Eu nasci lá no fim do mundo
Bem magrinho
Cristão e bom menino
Gostando das árvores e televisão. (REIGOTA, 2001, p. 56)
Meus pais abandonaram a vida do campo de Batayporã por motivos familiares, e foram morar
na área urbana dessa mesma cidade. Quando eu tinha um ano, minha família mudou-se para Nova
Andradina, uma cidade vizinha.
Essa mudança para a cidade simbolizava uma nova expectativa de vida, em busca de mais
conforto e emprego. Mas não foi bem assim. Durante um longo tempo, essas expectativas estavam
distantes de serem efetivadas. As dificuldades foram muitas, lembro-me de tempos em que meu pai
estava desempregado e tinha de trabalhar por dia, submetendo-se a serviços exaustivos e de baixa
renda, tudo para não faltar comida em casa; às vezes, todos da família saíam juntos para trabalhar.

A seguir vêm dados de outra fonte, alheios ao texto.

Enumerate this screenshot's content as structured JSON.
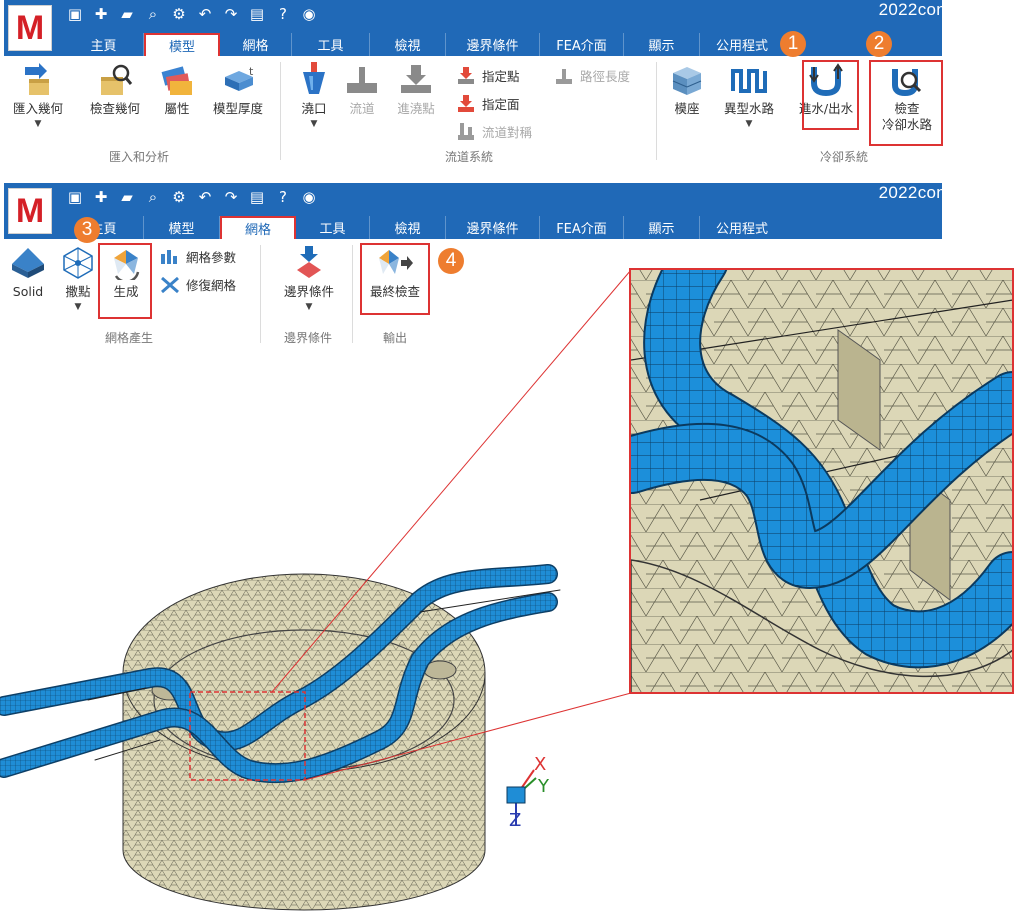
{
  "app": {
    "brand": "2022con",
    "logo_letter": "M"
  },
  "qat_icons": [
    "save-icon",
    "new-icon",
    "open-folder-icon",
    "search-file-icon",
    "gear-icon",
    "undo-icon",
    "redo-icon",
    "help-file-icon",
    "help-icon",
    "camera-icon"
  ],
  "ribbon1": {
    "tabs": [
      "主頁",
      "模型",
      "網格",
      "工具",
      "檢視",
      "邊界條件",
      "FEA介面",
      "顯示",
      "公用程式"
    ],
    "active_tab": "模型",
    "tools": {
      "import_geometry": "匯入幾何",
      "check_geometry": "檢查幾何",
      "attribute": "屬性",
      "model_thickness": "模型厚度",
      "gate": "澆口",
      "runner": "流道",
      "sprue": "進澆點",
      "assign_point": "指定點",
      "assign_face": "指定面",
      "runner_symmetry": "流道對稱",
      "path_length": "路徑長度",
      "mold_base": "模座",
      "special_waterline": "異型水路",
      "inlet_outlet": "進水/出水",
      "check_cooling_1": "檢查",
      "check_cooling_2": "冷卻水路"
    },
    "groups": {
      "import_analysis": "匯入和分析",
      "runner_system": "流道系統",
      "cooling_system": "冷卻系統"
    }
  },
  "ribbon2": {
    "tabs": [
      "主頁",
      "模型",
      "網格",
      "工具",
      "檢視",
      "邊界條件",
      "FEA介面",
      "顯示",
      "公用程式"
    ],
    "active_tab": "網格",
    "tools": {
      "solid": "Solid",
      "seed": "撒點",
      "generate": "生成",
      "mesh_params": "網格參數",
      "repair_mesh": "修復網格",
      "boundary_conditions": "邊界條件",
      "final_check": "最終檢查"
    },
    "groups": {
      "mesh_generation": "網格產生",
      "boundary_conditions": "邊界條件",
      "output": "輸出"
    }
  },
  "badges": [
    "1",
    "2",
    "3",
    "4"
  ],
  "axes": {
    "x": "X",
    "y": "Y",
    "z": "Z"
  },
  "colors": {
    "ribbon_blue": "#2069b7",
    "highlight_red": "#dd3333",
    "badge_orange": "#ee7d2f",
    "mesh_beige": "#dcd7b7",
    "pipe_blue": "#1f8dd6"
  }
}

Em época de colheita de algodão, que coincidia com as férias escolares, íamos trabalhar como
“bóias-frias”. Esse período foi um tanto contraditório: marcado pelas brincadeiras e traquinagens da
infância, ricas de significâncias, juntamente com um período de grande dificuldade financeira.
Lembro-me das dificuldades e percalços que pareciam não ter fim.
De 1940 a 1946 vivi em lugares decadentes onde o
mato e a fome tomavam conta das casas, dos
seus loucos, de suas crianças e de seus bêbados.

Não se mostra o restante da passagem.